Origin of studies. Note that the first and last authors had different affiliations in 2 articles. The numbers on the map thus sum to 20 rather than 18 (total number of included studies).
We categorized the included studies based on the specific roles AI played in relation to health literacy. Seven studies7,12,25,34, 35, 36,40 examined the use of AI to evaluate the complexity of health information.

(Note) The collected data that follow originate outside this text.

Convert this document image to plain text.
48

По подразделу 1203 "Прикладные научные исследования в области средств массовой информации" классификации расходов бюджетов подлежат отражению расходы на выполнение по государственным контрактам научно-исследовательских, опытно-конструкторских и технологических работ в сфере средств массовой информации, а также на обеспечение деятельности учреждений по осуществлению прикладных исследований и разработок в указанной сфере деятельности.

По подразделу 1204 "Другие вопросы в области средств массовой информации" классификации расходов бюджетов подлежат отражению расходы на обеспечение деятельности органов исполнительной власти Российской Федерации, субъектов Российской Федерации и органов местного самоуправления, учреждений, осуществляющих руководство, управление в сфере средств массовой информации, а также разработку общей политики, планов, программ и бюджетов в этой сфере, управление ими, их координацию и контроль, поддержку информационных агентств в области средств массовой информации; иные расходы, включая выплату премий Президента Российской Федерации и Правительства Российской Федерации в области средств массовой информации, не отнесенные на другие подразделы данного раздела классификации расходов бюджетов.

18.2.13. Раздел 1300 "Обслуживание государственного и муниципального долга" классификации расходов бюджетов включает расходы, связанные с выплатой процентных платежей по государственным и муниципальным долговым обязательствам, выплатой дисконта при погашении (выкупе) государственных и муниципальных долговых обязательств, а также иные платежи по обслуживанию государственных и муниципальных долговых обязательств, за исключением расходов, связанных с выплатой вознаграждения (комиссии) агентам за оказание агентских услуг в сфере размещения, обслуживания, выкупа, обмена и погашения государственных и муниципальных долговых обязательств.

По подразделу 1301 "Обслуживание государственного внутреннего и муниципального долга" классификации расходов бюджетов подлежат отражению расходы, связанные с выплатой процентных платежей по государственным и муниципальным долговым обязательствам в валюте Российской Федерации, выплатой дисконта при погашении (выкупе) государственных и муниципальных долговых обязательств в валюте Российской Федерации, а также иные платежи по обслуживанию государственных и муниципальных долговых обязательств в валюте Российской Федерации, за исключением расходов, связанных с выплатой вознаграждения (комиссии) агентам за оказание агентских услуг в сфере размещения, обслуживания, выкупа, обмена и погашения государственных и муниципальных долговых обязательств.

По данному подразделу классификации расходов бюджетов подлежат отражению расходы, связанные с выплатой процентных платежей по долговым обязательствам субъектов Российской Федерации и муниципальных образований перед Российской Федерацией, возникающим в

Text simplification and readability enhancement, aimed at producing accessible materials, was the focus of 9 studies.7,25,31, 32, 33, 34,40, 41, 42 Artificial intelligence–driven translation of health content to other languages appeared in 2 studies.38,41 A total of 6 studies11,18,26,34,37,39 involved AI systems designed to answer health-related questions and provide interactive interventions. These findings help map the functional landscape of AI applications and highlight areas for further development.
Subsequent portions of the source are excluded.